Continental and Siemens Mobility to supply trucks across Europe with electricity from overhead lines
Continental’s development and production service provider, Continental Engineering Services (CES), and Siemens Mobility will collaborate in the development and production of current collectors for trucks, so called pantographs.
The aim is to electrify key sections of the highway network with an overhead line system, and thus significantly reduce CO2 emissions from trucks, in line with EU regulation 2019/1242. The new partnership brings together the expertise of two worlds of technology: Siemens Mobility is a specialist in rail electrification, while Continental Engineering Services is a development and production service provider for sophisticated automotive technologies. Both companies are now pooling their expertise in order to achieve volume production of current collectors quickly, thus making them available for widespread use in Europe.
The eHighway technology supplies trucks with electric drives (e.g., hybrid, fuel cell, or battery-powered electric trucks) on heavily frequented stretches of highway via an overhead cable. Trucks can drive completely electrically while also charging their batteries without consuming fuel. “We are transferring the principle of rail electrification to the road. The current collectors will be developed and produced in accordance with automotive standards. The partnership between Continental Engineering Services and Siemens Mobility is a major step toward climate-neutral freight transport,” explains Dr. Christoph Falk-Gierlinger, Managing Director of CES.
The eHighway technology developed by Siemens Mobility is already ready for use today. Now, it is just a matter of developing the current collectors, especially for trucks, so that they can be offered to commercial vehicle manufacturers cost-effectively and in any desired number of units. “Road haulage plays a central role in the battle against climate change,” says Michael Peter, CEO of Siemens Mobility. “In Germany, it causes one third of the transport sector’s CO2 emissions. Truck manufacturers are pursuing various concepts towards reduction. With the eHighway, Siemens Mobility has already created a ready-to-use technology for energy-efficient, cost-effective and emission-free truck traffic that can be combined with other drives. This may become the backbone for environmental protection in road haulage.”

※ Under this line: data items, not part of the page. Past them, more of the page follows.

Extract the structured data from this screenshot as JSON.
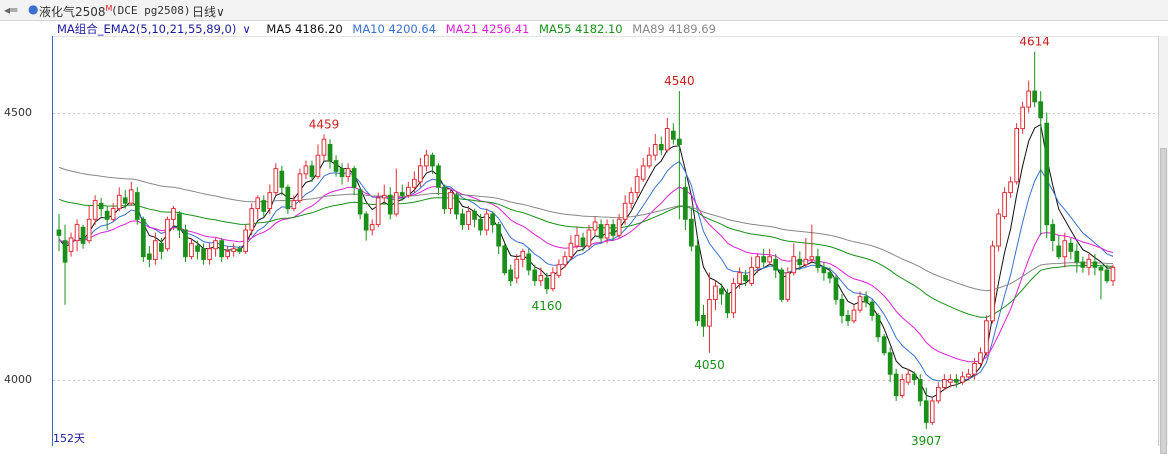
{
  "header": {
    "back_icon": "back-arrow-icon",
    "dot_color": "#3b6fd1",
    "symbol_name": "液化气2508",
    "symbol_flag": "M",
    "symbol_code": "(DCE pg2508)",
    "period": "日线",
    "period_caret": "∨"
  },
  "legend": {
    "indicator": "MA组合_EMA2(5,10,21,55,89,0)",
    "caret": "∨",
    "items": [
      {
        "label": "MA5 4186.20",
        "color": "#111111"
      },
      {
        "label": "MA10 4200.64",
        "color": "#3b6fd1"
      },
      {
        "label": "MA21 4256.41",
        "color": "#e020d8"
      },
      {
        "label": "MA55 4182.10",
        "color": "#1a8f1a"
      },
      {
        "label": "MA89 4189.69",
        "color": "#888888"
      }
    ]
  },
  "footer": {
    "days": "152天"
  },
  "colors": {
    "up": "#e0303a",
    "down": "#1a8f1a",
    "high_label": "#d02020",
    "low_label": "#1a8f1a"
  },
  "chart_data": {
    "type": "candlestick",
    "y_ticks": [
      4000,
      4500
    ],
    "ylim": [
      3880,
      4630
    ],
    "candles": [
      [
        4280,
        4270,
        4310,
        4240
      ],
      [
        4260,
        4220,
        4290,
        4140
      ],
      [
        4240,
        4265,
        4275,
        4230
      ],
      [
        4260,
        4290,
        4300,
        4240
      ],
      [
        4285,
        4255,
        4290,
        4245
      ],
      [
        4260,
        4300,
        4325,
        4255
      ],
      [
        4300,
        4335,
        4345,
        4290
      ],
      [
        4330,
        4320,
        4340,
        4305
      ],
      [
        4315,
        4300,
        4325,
        4280
      ],
      [
        4300,
        4320,
        4330,
        4295
      ],
      [
        4320,
        4345,
        4360,
        4315
      ],
      [
        4340,
        4330,
        4355,
        4320
      ],
      [
        4330,
        4355,
        4370,
        4325
      ],
      [
        4350,
        4300,
        4360,
        4290
      ],
      [
        4300,
        4230,
        4305,
        4220
      ],
      [
        4235,
        4225,
        4250,
        4210
      ],
      [
        4225,
        4260,
        4275,
        4215
      ],
      [
        4255,
        4240,
        4265,
        4225
      ],
      [
        4245,
        4300,
        4305,
        4240
      ],
      [
        4300,
        4320,
        4325,
        4280
      ],
      [
        4310,
        4280,
        4315,
        4265
      ],
      [
        4280,
        4230,
        4290,
        4220
      ],
      [
        4230,
        4255,
        4265,
        4225
      ],
      [
        4250,
        4240,
        4260,
        4225
      ],
      [
        4245,
        4225,
        4255,
        4215
      ],
      [
        4225,
        4245,
        4255,
        4215
      ],
      [
        4245,
        4260,
        4265,
        4230
      ],
      [
        4260,
        4230,
        4265,
        4220
      ],
      [
        4230,
        4240,
        4250,
        4225
      ],
      [
        4240,
        4245,
        4255,
        4230
      ],
      [
        4245,
        4240,
        4250,
        4235
      ],
      [
        4240,
        4280,
        4290,
        4235
      ],
      [
        4280,
        4320,
        4330,
        4270
      ],
      [
        4320,
        4340,
        4345,
        4300
      ],
      [
        4335,
        4315,
        4345,
        4305
      ],
      [
        4320,
        4350,
        4365,
        4310
      ],
      [
        4350,
        4395,
        4405,
        4345
      ],
      [
        4390,
        4360,
        4400,
        4345
      ],
      [
        4360,
        4320,
        4365,
        4310
      ],
      [
        4320,
        4335,
        4345,
        4315
      ],
      [
        4335,
        4385,
        4395,
        4330
      ],
      [
        4385,
        4400,
        4410,
        4375
      ],
      [
        4400,
        4380,
        4410,
        4370
      ],
      [
        4380,
        4420,
        4440,
        4375
      ],
      [
        4420,
        4450,
        4459,
        4410
      ],
      [
        4440,
        4410,
        4450,
        4395
      ],
      [
        4410,
        4390,
        4420,
        4380
      ],
      [
        4395,
        4380,
        4405,
        4365
      ],
      [
        4380,
        4395,
        4405,
        4370
      ],
      [
        4395,
        4360,
        4400,
        4345
      ],
      [
        4355,
        4310,
        4360,
        4300
      ],
      [
        4310,
        4280,
        4315,
        4260
      ],
      [
        4280,
        4290,
        4300,
        4270
      ],
      [
        4290,
        4340,
        4350,
        4285
      ],
      [
        4340,
        4345,
        4365,
        4330
      ],
      [
        4345,
        4310,
        4360,
        4300
      ],
      [
        4310,
        4350,
        4395,
        4305
      ],
      [
        4350,
        4345,
        4365,
        4335
      ],
      [
        4345,
        4360,
        4370,
        4340
      ],
      [
        4360,
        4375,
        4390,
        4350
      ],
      [
        4370,
        4400,
        4415,
        4360
      ],
      [
        4400,
        4420,
        4430,
        4390
      ],
      [
        4420,
        4400,
        4425,
        4385
      ],
      [
        4400,
        4360,
        4405,
        4345
      ],
      [
        4360,
        4320,
        4365,
        4310
      ],
      [
        4320,
        4350,
        4355,
        4310
      ],
      [
        4345,
        4310,
        4350,
        4300
      ],
      [
        4310,
        4290,
        4320,
        4280
      ],
      [
        4290,
        4315,
        4325,
        4280
      ],
      [
        4315,
        4300,
        4320,
        4285
      ],
      [
        4300,
        4280,
        4310,
        4270
      ],
      [
        4280,
        4310,
        4320,
        4270
      ],
      [
        4310,
        4290,
        4315,
        4275
      ],
      [
        4290,
        4250,
        4295,
        4235
      ],
      [
        4250,
        4200,
        4255,
        4195
      ],
      [
        4205,
        4185,
        4215,
        4175
      ],
      [
        4190,
        4225,
        4235,
        4180
      ],
      [
        4225,
        4240,
        4245,
        4210
      ],
      [
        4235,
        4205,
        4245,
        4195
      ],
      [
        4205,
        4185,
        4215,
        4175
      ],
      [
        4185,
        4195,
        4210,
        4175
      ],
      [
        4190,
        4170,
        4200,
        4160
      ],
      [
        4170,
        4200,
        4210,
        4165
      ],
      [
        4195,
        4215,
        4225,
        4190
      ],
      [
        4215,
        4230,
        4240,
        4210
      ],
      [
        4230,
        4255,
        4270,
        4225
      ],
      [
        4250,
        4270,
        4285,
        4245
      ],
      [
        4265,
        4250,
        4275,
        4240
      ],
      [
        4250,
        4280,
        4290,
        4245
      ],
      [
        4280,
        4295,
        4305,
        4270
      ],
      [
        4290,
        4265,
        4300,
        4255
      ],
      [
        4265,
        4290,
        4300,
        4255
      ],
      [
        4290,
        4270,
        4300,
        4260
      ],
      [
        4270,
        4300,
        4310,
        4265
      ],
      [
        4300,
        4330,
        4345,
        4290
      ],
      [
        4330,
        4350,
        4360,
        4320
      ],
      [
        4350,
        4380,
        4395,
        4340
      ],
      [
        4375,
        4400,
        4415,
        4370
      ],
      [
        4400,
        4420,
        4435,
        4395
      ],
      [
        4420,
        4440,
        4460,
        4410
      ],
      [
        4440,
        4430,
        4455,
        4420
      ],
      [
        4430,
        4470,
        4490,
        4425
      ],
      [
        4465,
        4450,
        4480,
        4440
      ],
      [
        4450,
        4440,
        4540,
        4300
      ],
      [
        4360,
        4300,
        4380,
        4280
      ],
      [
        4300,
        4250,
        4320,
        4240
      ],
      [
        4250,
        4110,
        4265,
        4100
      ],
      [
        4120,
        4100,
        4140,
        4080
      ],
      [
        4100,
        4150,
        4200,
        4050
      ],
      [
        4150,
        4175,
        4185,
        4130
      ],
      [
        4170,
        4160,
        4180,
        4140
      ],
      [
        4160,
        4125,
        4170,
        4115
      ],
      [
        4125,
        4180,
        4190,
        4115
      ],
      [
        4180,
        4200,
        4210,
        4170
      ],
      [
        4195,
        4185,
        4205,
        4175
      ],
      [
        4180,
        4210,
        4230,
        4175
      ],
      [
        4210,
        4230,
        4235,
        4200
      ],
      [
        4230,
        4220,
        4245,
        4210
      ],
      [
        4220,
        4230,
        4245,
        4215
      ],
      [
        4225,
        4205,
        4235,
        4190
      ],
      [
        4205,
        4150,
        4210,
        4145
      ],
      [
        4150,
        4200,
        4210,
        4145
      ],
      [
        4200,
        4230,
        4255,
        4195
      ],
      [
        4225,
        4215,
        4240,
        4205
      ],
      [
        4215,
        4225,
        4265,
        4210
      ],
      [
        4225,
        4230,
        4290,
        4220
      ],
      [
        4230,
        4210,
        4245,
        4200
      ],
      [
        4210,
        4200,
        4220,
        4185
      ],
      [
        4200,
        4190,
        4210,
        4180
      ],
      [
        4190,
        4150,
        4195,
        4140
      ],
      [
        4150,
        4120,
        4160,
        4105
      ],
      [
        4120,
        4110,
        4130,
        4100
      ],
      [
        4110,
        4130,
        4140,
        4105
      ],
      [
        4130,
        4155,
        4165,
        4125
      ],
      [
        4155,
        4145,
        4165,
        4135
      ],
      [
        4145,
        4120,
        4150,
        4110
      ],
      [
        4120,
        4080,
        4125,
        4070
      ],
      [
        4080,
        4050,
        4085,
        4045
      ],
      [
        4050,
        4010,
        4060,
        3995
      ],
      [
        4010,
        3970,
        4020,
        3960
      ],
      [
        3970,
        4000,
        4010,
        3965
      ],
      [
        3995,
        4010,
        4020,
        3990
      ],
      [
        4010,
        4000,
        4015,
        3990
      ],
      [
        4000,
        3960,
        4010,
        3950
      ],
      [
        3960,
        3920,
        3985,
        3907
      ],
      [
        3920,
        3960,
        3965,
        3915
      ],
      [
        3960,
        3985,
        3995,
        3955
      ],
      [
        3985,
        4000,
        4010,
        3980
      ],
      [
        3995,
        4000,
        4010,
        3985
      ],
      [
        4000,
        3995,
        4010,
        3985
      ],
      [
        3995,
        4005,
        4015,
        3990
      ],
      [
        4005,
        4010,
        4020,
        4000
      ],
      [
        4010,
        4030,
        4040,
        4000
      ],
      [
        4030,
        4050,
        4060,
        4025
      ],
      [
        4050,
        4110,
        4120,
        4045
      ],
      [
        4110,
        4250,
        4260,
        4105
      ],
      [
        4250,
        4310,
        4320,
        4240
      ],
      [
        4305,
        4350,
        4360,
        4300
      ],
      [
        4350,
        4370,
        4380,
        4340
      ],
      [
        4370,
        4470,
        4480,
        4365
      ],
      [
        4470,
        4510,
        4520,
        4460
      ],
      [
        4510,
        4540,
        4560,
        4500
      ],
      [
        4540,
        4520,
        4614,
        4510
      ],
      [
        4520,
        4490,
        4540,
        4270
      ],
      [
        4480,
        4290,
        4500,
        4265
      ],
      [
        4290,
        4260,
        4300,
        4240
      ],
      [
        4250,
        4230,
        4270,
        4225
      ],
      [
        4230,
        4260,
        4275,
        4210
      ],
      [
        4255,
        4240,
        4265,
        4225
      ],
      [
        4240,
        4220,
        4255,
        4200
      ],
      [
        4220,
        4210,
        4230,
        4200
      ],
      [
        4210,
        4225,
        4235,
        4195
      ],
      [
        4220,
        4210,
        4235,
        4195
      ],
      [
        4210,
        4205,
        4215,
        4150
      ],
      [
        4205,
        4185,
        4215,
        4180
      ],
      [
        4185,
        4210,
        4215,
        4175
      ]
    ],
    "high_label": {
      "text": "4614"
    },
    "low_label": {
      "text": "3907"
    },
    "annotations": [
      {
        "text": "4459",
        "kind": "high"
      },
      {
        "text": "4540",
        "kind": "high"
      },
      {
        "text": "4160",
        "kind": "low"
      },
      {
        "text": "4050",
        "kind": "low"
      }
    ],
    "ma_series": [
      {
        "name": "MA5",
        "period": 5,
        "color": "#111111"
      },
      {
        "name": "MA10",
        "period": 10,
        "color": "#3b6fd1"
      },
      {
        "name": "MA21",
        "period": 21,
        "color": "#e020d8"
      },
      {
        "name": "MA55",
        "period": 55,
        "color": "#1a8f1a"
      },
      {
        "name": "MA89",
        "period": 89,
        "color": "#888888"
      }
    ],
    "grid": "dashed horizontal at tick levels"
  }
}
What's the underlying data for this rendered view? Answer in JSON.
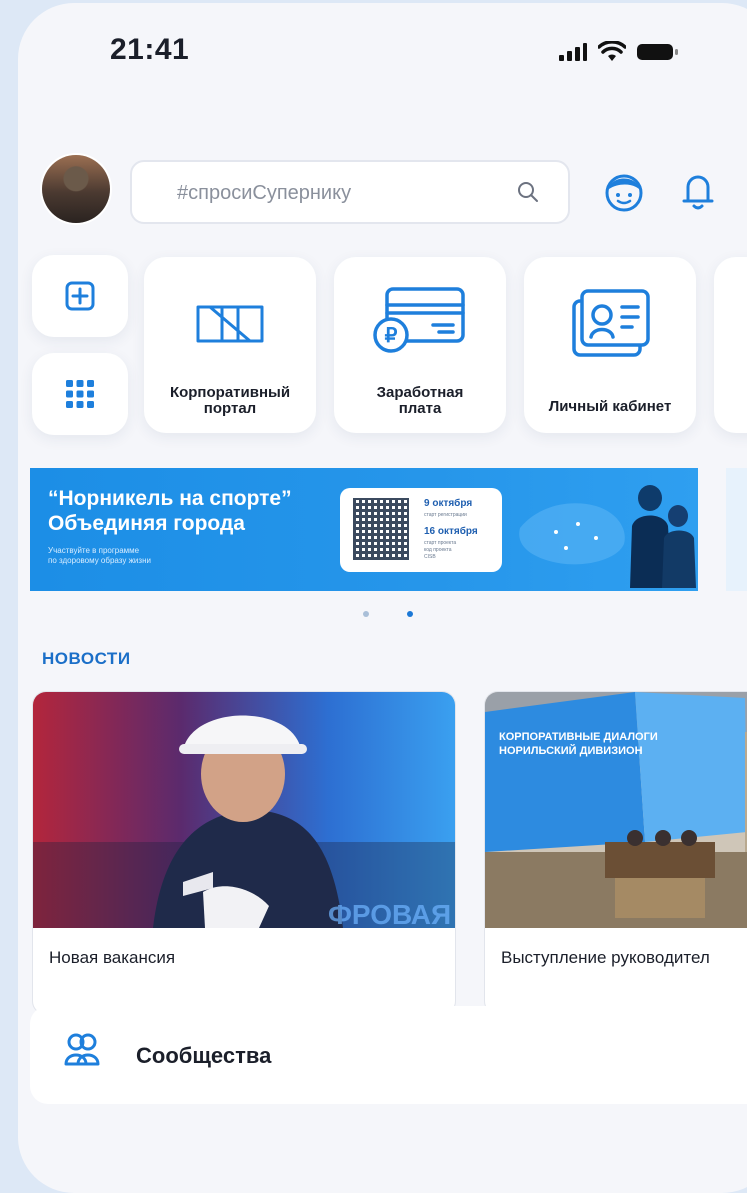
{
  "status": {
    "time": "21:41"
  },
  "search": {
    "placeholder": "#спросиСупернику"
  },
  "tiles": [
    {
      "label": "Корпоративный\nпортал",
      "icon": "nornickel-logo-icon"
    },
    {
      "label": "Заработная\nплата",
      "icon": "salary-card-icon"
    },
    {
      "label": "Личный кабинет",
      "icon": "id-card-icon"
    }
  ],
  "banner": {
    "title_line1": "“Норникель на спорте”",
    "title_line2": "Объединяя города",
    "subtitle_line1": "Участвуйте в программе",
    "subtitle_line2": "по здоровому образу жизни",
    "date1": "9 октября",
    "date1_note": "старт регистрации",
    "date2": "16 октября",
    "date2_note": "старт проекта",
    "code_label": "код проекта",
    "code": "CISB"
  },
  "carousel": {
    "active_index": 1,
    "count": 2
  },
  "news": {
    "title": "НОВОСТИ",
    "items": [
      {
        "caption": "Новая вакансия",
        "image": "worker-photo"
      },
      {
        "caption": "Выступление руководител",
        "image": "conference-photo"
      }
    ]
  },
  "communities": {
    "label": "Сообщества"
  }
}
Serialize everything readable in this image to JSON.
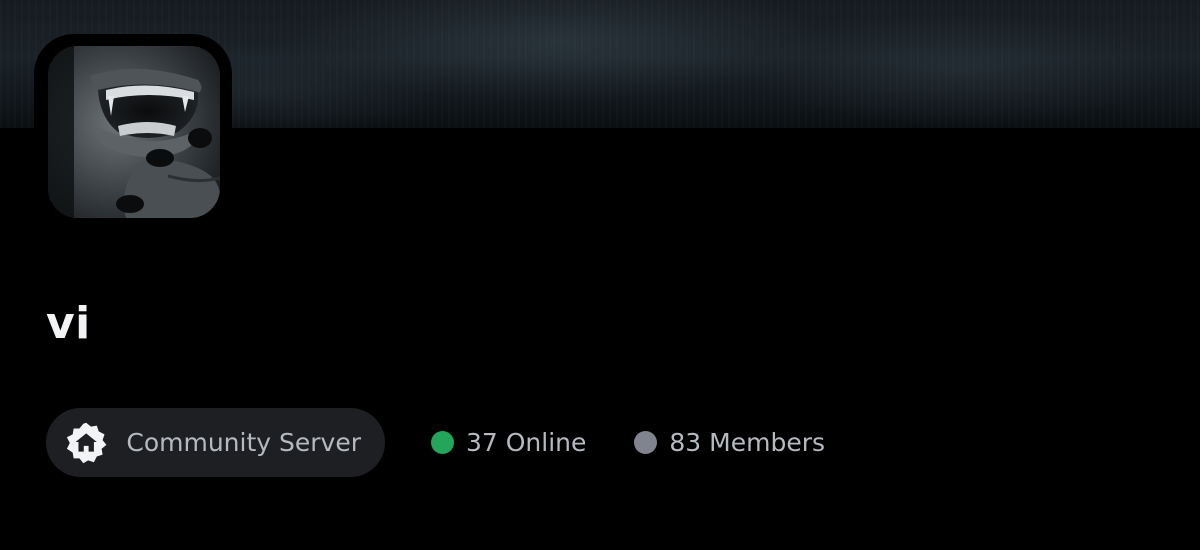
{
  "server": {
    "name": "vi",
    "avatar_icon": "server-avatar-image"
  },
  "stats": {
    "community_label": "Community Server",
    "community_icon": "community-house-badge-icon",
    "online_label": "37 Online",
    "members_label": "83 Members"
  },
  "colors": {
    "background": "#000000",
    "pill_background": "#1e1f22",
    "online_dot": "#23a55a",
    "members_dot": "#80848e",
    "title_text": "#f2f3f5",
    "secondary_text": "#b5bac1"
  }
}
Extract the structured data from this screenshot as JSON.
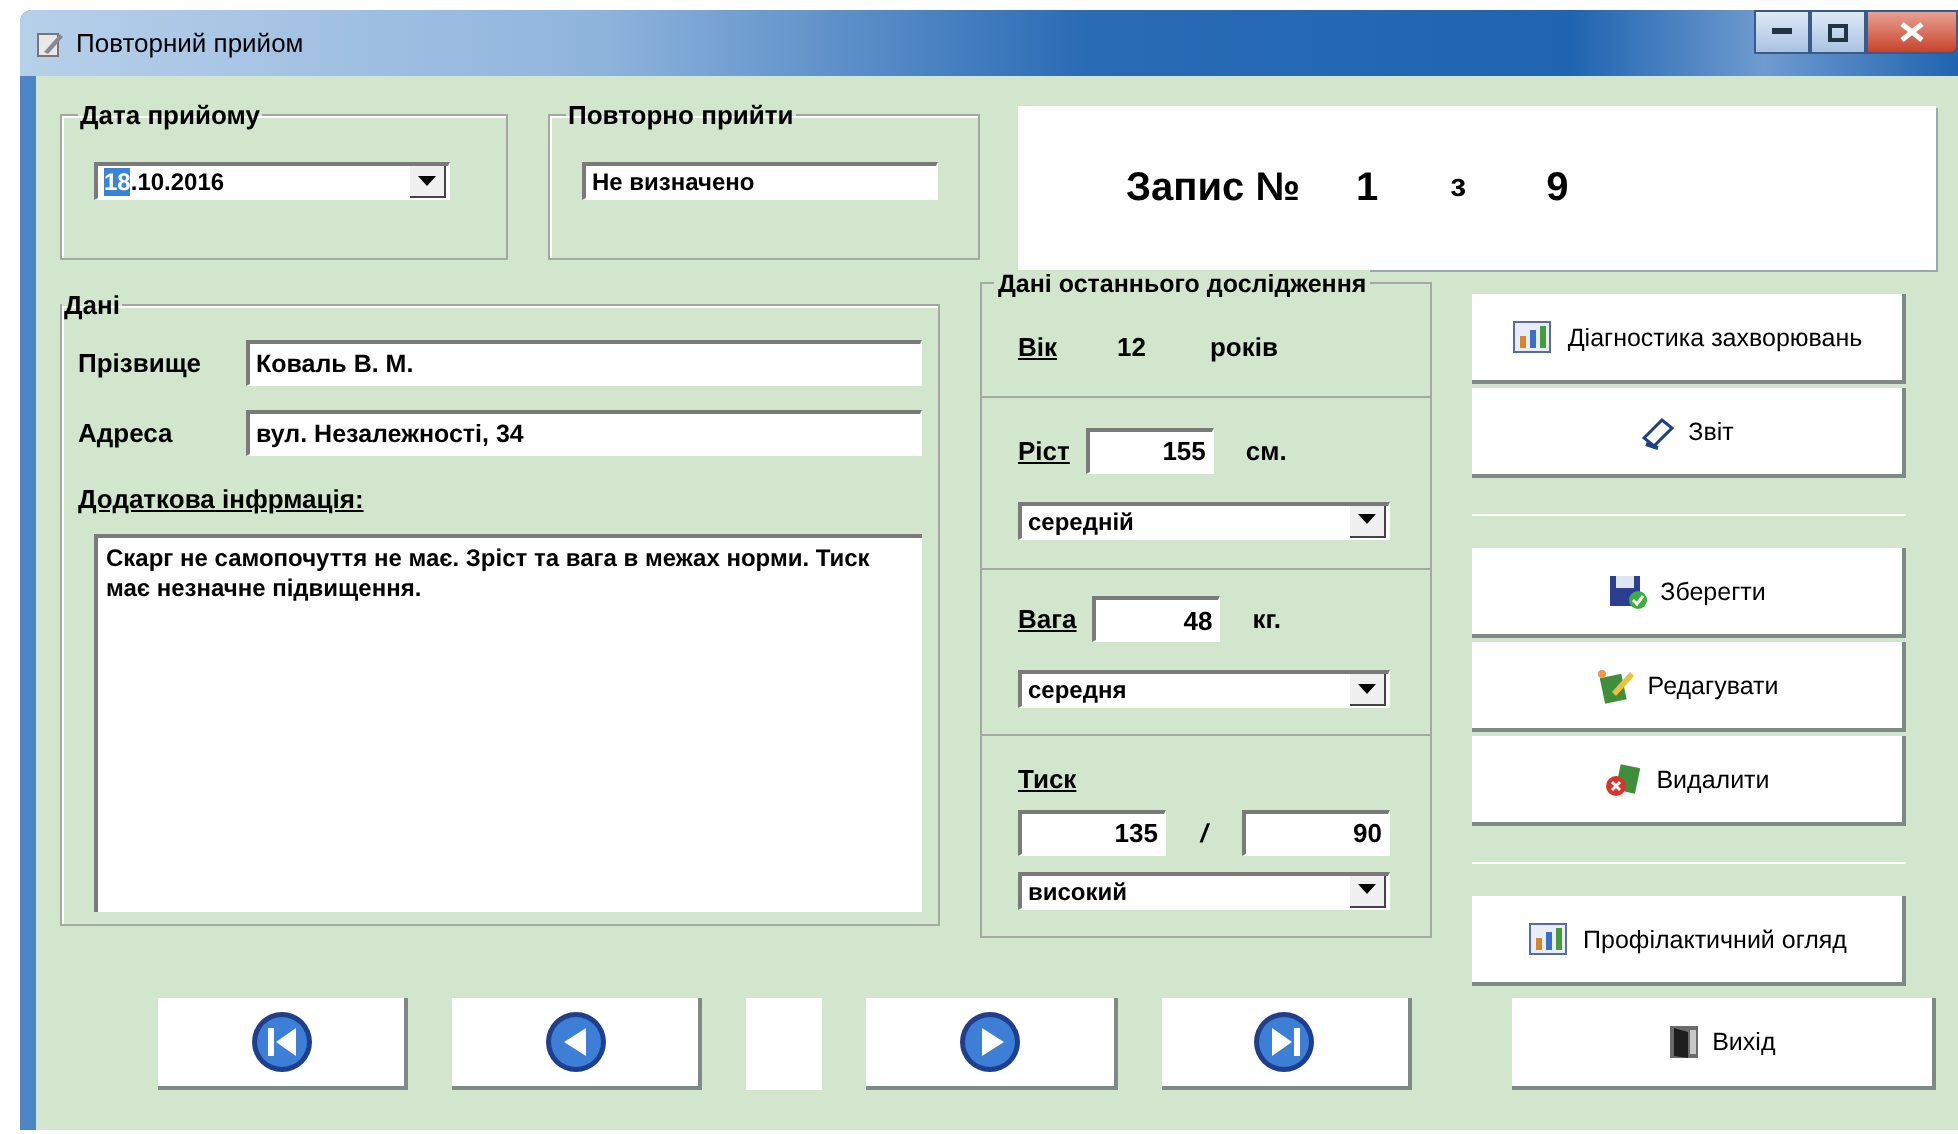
{
  "window": {
    "title": "Повторний прийом"
  },
  "date_group": {
    "title": "Дата прийому",
    "date_parts": [
      {
        "text": "18",
        "selected": true
      },
      {
        "text": ".10.2016",
        "selected": false
      }
    ]
  },
  "return_group": {
    "title": "Повторно прийти",
    "value": "Не визначено"
  },
  "record": {
    "label": "Запис №",
    "number": "1",
    "of": "з",
    "total": "9"
  },
  "data_group": {
    "title": "Дані",
    "fields": [
      {
        "label": "Прізвище",
        "value": "Коваль В. М."
      },
      {
        "label": "Адреса",
        "value": "вул. Незалежності, 34"
      }
    ],
    "notes_label": "Додаткова інфрмація:",
    "notes": "Скарг не самопочуття не має. Зріст та вага в межах норми. Тиск має незначне підвищення."
  },
  "exam_group": {
    "title": "Дані останнього дослідження",
    "age": {
      "label": "Вік",
      "value": "12",
      "unit": "років"
    },
    "height": {
      "label": "Ріст",
      "value": "155",
      "unit": "см.",
      "category": "середній"
    },
    "weight": {
      "label": "Вага",
      "value": "48",
      "unit": "кг.",
      "category": "середня"
    },
    "pressure": {
      "label": "Тиск",
      "systolic": "135",
      "separator": "/",
      "diastolic": "90",
      "category": "високий"
    }
  },
  "action_groups": [
    [
      {
        "label": "Діагностика захворювань",
        "kind": "chart"
      },
      {
        "label": "Звіт",
        "kind": "report"
      }
    ],
    [
      {
        "label": "Зберегти",
        "kind": "save"
      },
      {
        "label": "Редагувати",
        "kind": "edit"
      },
      {
        "label": "Видалити",
        "kind": "delete"
      }
    ],
    [
      {
        "label": "Профілактичний огляд",
        "kind": "chart"
      }
    ]
  ],
  "nav": [
    {
      "kind": "first"
    },
    {
      "kind": "prev"
    },
    {
      "kind": "field"
    },
    {
      "kind": "next"
    },
    {
      "kind": "last"
    }
  ],
  "exit_button": {
    "label": "Вихід",
    "kind": "exit"
  }
}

The key to the eHighway is that not all highway kilometers need to be electrified. The “National Platform for the Future of Mobility,” an innovation initiative of the Federal Ministry of Transport, recommends that 4,000 kilometers of highway be equipped with overhead cable technology by 2030. This is because approximately around two thirds of fuel consumption by long-distance truck traffic on German highways takes place on the most frequently used 4,000 kilometers of the 13,000-kilometer-long network. By electrifying the core network and supplying electricity to the trucks driving there with electric drives (e.g. battery, hybrid, hydrogen), a huge and quick contribution to climate protection can be achieved. The solution with electricity from the overhead line corresponds to the rail principle, where only around 60 percent of the rail network is equipped with overhead cables. However, these are the key sections, which means that more than 90 percent of rail traffic in Germany rolls over the rails with electricity from the overhead line. According to a study by the Federal Ministry of Transport, the electrification of German road haulage on a core network of 4,000 kilometers could reduce CO2 emissions by 10 to 12 million tons annually when electricity is obtained from regenerative sources.
In Germany, the eHighway from Siemens Mobility is currently being tested on three public field trials: On the A5 interstate highway in Hesse between the junctions at Zeppelinheim/Cargo City Süd at Frankfurt Airport and Darmstadt/Weiterstadt, on the A1 in Schleswig-Holstein between the Reinfeld junction and the Lübeck intersection, and on the B462 federal highway in Baden-Württemberg between Kuppenheim and Gaggenau. CES and Siemens Mobility aim to make the truck overhead line system available across Europe. The Ministry of Transport and Digital Infrastructure supports the scaling of overhead lines for long-distance transport in innovation clusters and intends to implement large pilot plants by 2023.